Trumbull County makes way for new sheriff

Sheriff-elect Paul Monroe said he expects drugs to be a major issue for the county sheriff's office

Howland Police Chief Paul Monroe will take over Trumbull County Sheriff Tom Altiere's position. He was elected with 53 percent of the votes on Tuesday, defeating Altiere.


HOWLAND, Ohio (WKBN) – A big change is coming to Trumbull County. For the first time in more than two decades, there will be a new sheriff in town.

Howland Police Chief Paul Monroe will take over Trumbull County Sheriff Tom Altiere’s position. He was elected with 53 percent of the votes on Tuesday, defeating the incumbent.

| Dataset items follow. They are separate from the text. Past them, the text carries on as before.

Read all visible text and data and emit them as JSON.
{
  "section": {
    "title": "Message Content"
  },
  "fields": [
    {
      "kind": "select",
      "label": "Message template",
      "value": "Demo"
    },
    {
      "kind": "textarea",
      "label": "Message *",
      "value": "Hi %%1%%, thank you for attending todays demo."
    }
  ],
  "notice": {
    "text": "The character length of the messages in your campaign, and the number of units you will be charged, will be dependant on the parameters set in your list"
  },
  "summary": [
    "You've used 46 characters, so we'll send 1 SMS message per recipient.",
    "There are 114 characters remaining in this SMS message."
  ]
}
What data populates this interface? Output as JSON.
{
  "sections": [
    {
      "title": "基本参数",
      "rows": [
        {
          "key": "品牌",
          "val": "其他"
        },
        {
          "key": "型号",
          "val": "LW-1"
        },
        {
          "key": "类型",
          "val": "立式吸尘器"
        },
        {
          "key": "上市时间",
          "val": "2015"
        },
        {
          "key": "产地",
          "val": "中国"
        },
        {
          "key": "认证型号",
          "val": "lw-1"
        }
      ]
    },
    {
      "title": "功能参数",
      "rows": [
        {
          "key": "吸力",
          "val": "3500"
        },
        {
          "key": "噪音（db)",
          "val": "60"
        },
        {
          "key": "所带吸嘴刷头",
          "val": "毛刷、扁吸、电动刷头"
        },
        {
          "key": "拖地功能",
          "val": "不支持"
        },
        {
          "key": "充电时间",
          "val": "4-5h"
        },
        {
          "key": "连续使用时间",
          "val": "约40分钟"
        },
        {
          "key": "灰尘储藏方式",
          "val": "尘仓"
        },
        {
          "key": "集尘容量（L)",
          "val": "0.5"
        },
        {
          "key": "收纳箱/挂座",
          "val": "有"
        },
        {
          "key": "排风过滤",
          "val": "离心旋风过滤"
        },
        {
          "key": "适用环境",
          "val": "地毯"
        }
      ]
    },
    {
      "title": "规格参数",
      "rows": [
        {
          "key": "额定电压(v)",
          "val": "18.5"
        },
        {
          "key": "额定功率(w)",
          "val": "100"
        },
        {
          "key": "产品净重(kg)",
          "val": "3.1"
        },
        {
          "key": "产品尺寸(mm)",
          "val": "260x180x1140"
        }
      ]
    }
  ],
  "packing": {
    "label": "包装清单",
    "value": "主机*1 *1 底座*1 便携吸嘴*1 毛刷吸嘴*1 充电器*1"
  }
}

The morning after winning the Democratic primary, the Sheriff-elect is thinking ahead. He anticipates drugs being the major focus of his leadership over the Trumbull County Sheriff’s Office.

“First of all, I’m gonna step back, and take a breath, and kinda reevaluate where we’re going, taking a really hard look at how we’re gonna deal with some of the heroin issues in 2017,” he said.

The county’s longest-running sheriff is the man who actually hired Monroe as a patrolman in Howland 30 years ago.

Helene Seifert said she believes Monroe is up for the challenge of the position.

“I think it’s always time for new ideas and a new perspective,” she said. “There’s always new things that can be done, and I know Paul is the man that will be able to implement these new ideas.”

In an interview over the phone Tuesday night, Altiere said he wants to help Monroe with the transition.

“We’re just gonna keep moving forward, like we are, and I would like to bring Paul in at least four or five months before he takes office,” he said.

Monroe said he is thankful for the guidance of Altiere, who has years of experience.

“I don’t have any experience in a jail, and I’m ready to learn. I’m willing to take any information he wants to pass on to me to make the transition smooth and listen to him and his experience,” he said.

Even though Monroe’s ready for what’s to come, he said leaving the Howland Police Department — his second family for the last three decades — is bittersweet.

“Bottom line is, I’m leaving this family and they’ll be OK, but I’m gonna miss it,” he said.